Artificial intelligence may be more humane than people

Do we overrate human thought when we presume AI would lack compassion?

Would robots that can think for themselves choose to be altruistic, compassionate and fair?

Would robots that can think for themselves choose to be altruistic, compassionate and fair?

 

Artificial Intelligence (AI) appears to be suffering from an image crisis. Many of the most vocal commentators seem to believe it will ultimately cause more harm than good. While fear of new technology is nothing new, it doesn’t help when thought leaders like Elon Musk join the prophets of doom. But guess what? Sometimes even Elon Musk is wrong. There I said it.

I struggled to find consensus on an antonym for AI. So we’re calling it natural intelligence. That is, the stuff that’s supposed to be crammed into our brains making us top of the food chain. But it’s overrated. And the fact that so many have blindly concluded AI will be the death of civilisation as we know it is one part humanity’s inclination to fear the unknown, and three parts The Terminator movies. Thanks Arnie.

If AI does learn how to self-evolve and, therefore, think for itself, who is to say it wouldn’t develop consciousness that was genuinely altruistic, compassionate and fair-minded? Right now, the people building AI do so with unconscious bias, limited intelligence and are frequently driven by personal gain rather than the welfare of others. That’s why the greatest achievements have come from corporate entities like Facebook, who use it for targeted advertising, photo tagging and news feeds. Microsoft and Apple need AI to make their digital assistants, Cortana and Siri, wow us by turning on the immersion.

Right now, the people building AI do so with unconscious bias, limited intelligence and are frequently driven by personal gain rather than the welfare of others

Google is by far one of the hardest at work in its efforts to create the kind of self-teaching AI that might one day outsmart us all. It recently promoted one of its own whizz kids to be the new lead of its AI division. While not a kid at 50 years of age, Jeff Dean had been impressing his co-workers at Google with his robotics skills since 1999. So he was an obvious choice.

Machine-driven apocalypse

A position like this at a company like Google isn’t one of those “made-up” titles like vice-president of customer development or chief innovation officer. AI strategy is at the heart of everything the company does. So if anyone is to inadvertently cause a machine-driven apocalypse, it’ll be these guys.

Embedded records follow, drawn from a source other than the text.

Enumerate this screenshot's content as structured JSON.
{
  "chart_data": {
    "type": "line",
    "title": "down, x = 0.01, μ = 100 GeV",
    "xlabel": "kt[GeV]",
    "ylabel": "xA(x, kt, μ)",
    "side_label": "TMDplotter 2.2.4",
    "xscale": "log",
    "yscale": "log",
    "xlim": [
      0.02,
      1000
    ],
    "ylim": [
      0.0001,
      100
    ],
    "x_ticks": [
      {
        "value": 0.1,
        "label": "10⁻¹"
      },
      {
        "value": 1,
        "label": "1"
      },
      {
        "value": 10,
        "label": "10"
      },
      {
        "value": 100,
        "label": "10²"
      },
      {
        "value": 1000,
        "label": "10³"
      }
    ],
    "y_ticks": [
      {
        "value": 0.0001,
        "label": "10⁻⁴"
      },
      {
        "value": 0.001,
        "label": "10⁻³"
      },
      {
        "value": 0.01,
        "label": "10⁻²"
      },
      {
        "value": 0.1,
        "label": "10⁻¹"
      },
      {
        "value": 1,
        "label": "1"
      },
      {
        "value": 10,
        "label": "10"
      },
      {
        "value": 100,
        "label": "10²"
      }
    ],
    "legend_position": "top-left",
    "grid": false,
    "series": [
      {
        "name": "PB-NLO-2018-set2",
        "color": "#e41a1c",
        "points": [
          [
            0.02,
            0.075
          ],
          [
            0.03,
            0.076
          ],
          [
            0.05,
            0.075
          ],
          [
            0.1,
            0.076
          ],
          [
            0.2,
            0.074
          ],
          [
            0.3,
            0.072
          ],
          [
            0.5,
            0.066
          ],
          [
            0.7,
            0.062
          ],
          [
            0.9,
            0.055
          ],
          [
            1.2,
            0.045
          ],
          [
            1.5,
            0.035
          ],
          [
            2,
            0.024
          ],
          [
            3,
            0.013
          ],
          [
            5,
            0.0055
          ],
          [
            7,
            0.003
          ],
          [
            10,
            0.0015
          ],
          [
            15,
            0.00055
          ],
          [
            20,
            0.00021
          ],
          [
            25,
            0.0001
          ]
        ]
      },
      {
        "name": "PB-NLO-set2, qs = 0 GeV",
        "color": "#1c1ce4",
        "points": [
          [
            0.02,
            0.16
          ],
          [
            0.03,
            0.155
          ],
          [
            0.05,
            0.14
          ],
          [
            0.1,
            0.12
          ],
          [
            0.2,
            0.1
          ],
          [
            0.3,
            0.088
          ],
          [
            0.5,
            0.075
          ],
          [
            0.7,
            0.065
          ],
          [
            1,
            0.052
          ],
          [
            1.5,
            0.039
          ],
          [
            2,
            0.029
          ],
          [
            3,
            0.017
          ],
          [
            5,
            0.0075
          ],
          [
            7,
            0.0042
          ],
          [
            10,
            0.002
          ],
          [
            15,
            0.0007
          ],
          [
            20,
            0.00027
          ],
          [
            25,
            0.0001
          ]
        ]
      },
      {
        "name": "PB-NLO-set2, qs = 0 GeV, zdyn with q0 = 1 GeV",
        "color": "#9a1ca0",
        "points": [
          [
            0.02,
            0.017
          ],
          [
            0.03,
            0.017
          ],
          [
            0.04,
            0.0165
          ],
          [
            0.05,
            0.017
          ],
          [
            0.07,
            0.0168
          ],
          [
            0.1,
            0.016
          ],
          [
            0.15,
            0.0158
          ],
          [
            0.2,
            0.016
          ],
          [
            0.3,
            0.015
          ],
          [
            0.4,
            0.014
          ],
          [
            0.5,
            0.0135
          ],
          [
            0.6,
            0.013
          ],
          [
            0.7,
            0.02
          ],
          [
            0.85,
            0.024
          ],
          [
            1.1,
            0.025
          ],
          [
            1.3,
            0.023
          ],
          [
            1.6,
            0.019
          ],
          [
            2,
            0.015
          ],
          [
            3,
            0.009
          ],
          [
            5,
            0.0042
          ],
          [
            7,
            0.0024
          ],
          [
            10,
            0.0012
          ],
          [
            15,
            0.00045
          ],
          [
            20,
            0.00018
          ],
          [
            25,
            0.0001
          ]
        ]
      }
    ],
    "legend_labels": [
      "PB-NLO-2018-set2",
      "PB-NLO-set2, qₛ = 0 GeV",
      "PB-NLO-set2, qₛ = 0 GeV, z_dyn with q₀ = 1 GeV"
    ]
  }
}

We’re not there yet though. AI’s greatest screw-ups have also come from the corporate sector. In 2015, Google’s photo-organising product tagged some images of black people as gorillas.

All humans have managed to achieve so far is a kind of organised chaos. Photograph: Paul Gilham/Getty
All humans have managed to achieve so far is a kind of organised chaos. Photograph: Paul Gilham/Getty

News that a robot figured out how to autonomously assemble an Ikea chair without malfunctioning, like most humans do, is kind of impressive. But it’s not enough to run screaming to the hills. Researchers at Nanyang Technological University in Singapore used a couple of bog standard industrial robot arms with force sensors and a 3D camera to build a robot that had a Stefan Ikea chair assembled in 20 minutes.

It was programmed to build the chair. It knew no other option than this. So given the choice, would a conscious machine decide not to help a human in distress assemble a chair? No one is wildly speculating on the possibility that robots that can think for themselves might choose to be altruistic, compassionate and fair. That they might protect the most vulnerable in society, distribute wealth equally, and put criminal, narcissistic, incompetent leaders of the free world, for example, into recovery treatment rather than a jail cell which is what humans would consider doing first.

Machines vs myopia

There are already solutions to many of the world’s ills – wealth inequality, environmental damage, racial and cultural discrimination etc – at our disposal. We as a species choose not to implement them because of the potential negative impacts – financial loss, time-consumption, not to mention apathy – they might have on us as individuals in the short term. Machines might not be so myopic.

Of course, taking a cold, rational approach to decision-making isn’t necessarily the best idea for society’s ills either. The debate really centres around what we constitute as consciousness. Can a robot develop a sense of itself – and of those around it – while continuing to deliver a purely logic-based approach to “choice”? Were this the case, artificial decision-making could decide eugenics is back in vogue.

All humans have managed to achieve thus far though is a kind of organised chaos. People will stop at a red light and wait till it’s green before driving through an intersection. But in the back of everyone’s mind is the knowledge that it would take very little for civil society to fall apart and have us all at each other’s throats. That’s why so many take comfort in organised religion as it offers answers to many of our questions. They might not be the right answers but sometimes living a lie is easier than accepting the harsh reality that we have little or no control over our lives.

From what I can tell, machines aren’t big on chaos either. They prefer order, logic and fully formed Ikea chairs. At a recent talk he gave in Austin, Texas, Elon Musk said, “Smart people who know they’re smart have a tendency to define themselves by their intelligence meaning they don’t like the idea that machines could ever be smarter than them.” I’m no psychologist but Musk himself happens to be a smart man who is clearly aware of his own intelligence. The engineer doth protest too much, methinks.